Es ist nicht notwendig, in einer Szene sofort etwas zu sagen, birgt dies doch die Gefahr, dass nur noch geredet wird und die Handlung dabei zu kurz kommt. Die Spieler sind stärker in der Gegenwart, wenn sie ihre Impulse aus konkreten Tätigkeiten oder Körperhaltungen heraus ableiten.
Tipps, um Ideen zu entwickeln:
- Routinen entwickeln: etwas Konkretes tun, zunächst ohne zu reden: Staub wischen, Geschirr spülen o. Ä. (manchmal auch nach Vorgabe). Aus der gemeinsamen Routinehandlung entstehen dann die Dialoge und Szenen.
- Gemeinsam in eine Richtung schauen, auf einen Punkt in der Ferne, auf den Boden: Was könnte da zu sehen sein? Was ist passiert?
- Aus der Körperhaltung heraus agieren: Wie fühle ich mich in dieser Haltung? Bedrückt, voller Power, ängstlich, aktiv? Was wäre jetzt naheliegend, was kann ich tun oder sagen?
1.4 Charaktere und Spielfiguren
Spannung und Witz in einer Szene entstehen dann, wenn unterschiedliche Charaktere aufeinandertreffen. Meist tendieren Anfänger dazu, sich selbst zu spielen, was Temperament, Ausdruck oder Sprache betrifft. Für den Einsatz von Improspielen im Seminar ist das auch völlig in Ordnung und ausreichend. Ich habe schon viele wundervolle Szenen in Seminaren und Trainings erlebt, bei dem der eigene Charakter deutlich zutage trat. Schließlich geht es hier nicht um Schauspielern, sondern um Erfahrungslernen. Und hierfür reicht manchmal schon ein bewusster Wechsel der Körperhaltung, der Sprachmuster oder ein für die Szene gewählter Status. Aha-Effekte stellen sich oft dann ein, wenn etwas Ungewohntes ausprobiert wird und es sich deutlich besser (oder schlechter) anfühlt als der „Normalzustand“.

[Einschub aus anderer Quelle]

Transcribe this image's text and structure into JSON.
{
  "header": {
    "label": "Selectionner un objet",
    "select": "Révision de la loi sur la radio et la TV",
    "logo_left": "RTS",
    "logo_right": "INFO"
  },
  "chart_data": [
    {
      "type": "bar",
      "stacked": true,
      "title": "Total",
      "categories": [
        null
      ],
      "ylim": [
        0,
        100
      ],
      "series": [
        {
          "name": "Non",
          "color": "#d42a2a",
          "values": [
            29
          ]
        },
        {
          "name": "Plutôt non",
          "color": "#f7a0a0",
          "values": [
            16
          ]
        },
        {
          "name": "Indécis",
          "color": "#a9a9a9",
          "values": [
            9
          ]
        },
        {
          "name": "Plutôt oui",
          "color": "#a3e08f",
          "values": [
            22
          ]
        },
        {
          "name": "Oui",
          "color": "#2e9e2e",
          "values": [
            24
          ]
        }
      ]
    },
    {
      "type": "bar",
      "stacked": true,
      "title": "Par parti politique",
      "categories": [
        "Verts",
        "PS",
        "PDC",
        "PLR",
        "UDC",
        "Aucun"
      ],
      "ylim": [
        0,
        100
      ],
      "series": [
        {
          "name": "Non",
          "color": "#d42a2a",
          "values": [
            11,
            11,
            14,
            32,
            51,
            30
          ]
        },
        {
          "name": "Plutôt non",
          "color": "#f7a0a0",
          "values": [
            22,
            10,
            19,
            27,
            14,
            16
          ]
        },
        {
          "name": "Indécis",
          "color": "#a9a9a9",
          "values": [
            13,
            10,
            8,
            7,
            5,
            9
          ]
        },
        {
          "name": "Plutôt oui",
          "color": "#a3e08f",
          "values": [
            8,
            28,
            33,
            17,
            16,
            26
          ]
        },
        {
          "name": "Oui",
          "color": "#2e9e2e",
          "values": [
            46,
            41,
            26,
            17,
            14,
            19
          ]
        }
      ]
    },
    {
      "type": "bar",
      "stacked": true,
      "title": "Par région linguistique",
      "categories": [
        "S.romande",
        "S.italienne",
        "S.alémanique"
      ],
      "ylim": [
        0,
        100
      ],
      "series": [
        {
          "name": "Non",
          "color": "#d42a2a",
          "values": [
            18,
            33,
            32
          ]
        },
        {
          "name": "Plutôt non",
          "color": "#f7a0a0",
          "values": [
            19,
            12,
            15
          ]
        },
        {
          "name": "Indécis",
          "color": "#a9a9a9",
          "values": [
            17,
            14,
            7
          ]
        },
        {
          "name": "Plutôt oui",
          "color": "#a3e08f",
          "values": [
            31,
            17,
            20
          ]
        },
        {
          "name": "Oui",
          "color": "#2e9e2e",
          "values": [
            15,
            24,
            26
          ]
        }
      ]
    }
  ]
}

Im Kapitel über State-Management und Emotionen werde ich die einzelnen Übungen noch detaillierter beschreiben. Hier soll zunächst ein Überblick genügen.
Figuren entwickeln
Unterschiedliche Typen kannst du wie folgt entwickeln:
- Über die Körpersprache / Körperhaltung: durch den Raum laufen und eine bestimmte Haltung bzw. eine kleine Bewegung immer stärker entwickeln
- Kleine Tics etablieren und sie verstärken: sich kratzen, im Gesicht zupfen, Hosenladen kontrollieren etc.
- Mit Rollenvorgaben durch den Raum gehen (als Queen, Papst, Betrunkener, Westernheld)
- Durch Veränderung der Stimme (hoch, tief, abgehackt) oder Variationen in der Öffnung des Mundes: ihn beim Sprechen ganz wenig / ganz breit öffnen, mit verzogenen Mundwinkeln oder vorgeschobenem Kinn reden etc.
- Einsatz von Dialekten und Akzenten
- Sprachfehler, Räuspern
- Hochstatus / Tiefstatus nutzen
2. Einstiegs- und Gruppenspiele
2.1 Lasst die Spiele beginnen! – Eisbrecher und Kennenlernspiele
Moleküle bilden
Fokus: Kennenlernen, Eisbrecher, Bewegung
Anzahl: 12–100 Teilnehmer
Auch nutzbar: zur Kleingruppenbildung
„Moleküle“ ist ein Eisbrecher und als humorvolles Kennenlernspiel (auch für große Gruppen) geeignet. Es ermöglicht den Teilnehmern, schnell auf fremde Personen zuzugehen. Auch schüchterne Mitglieder können so schnell neue Kontakte knüpfen. Das Spiel bringt Bewegung, leichtes Chaos und erstes Gelächter in die Runde.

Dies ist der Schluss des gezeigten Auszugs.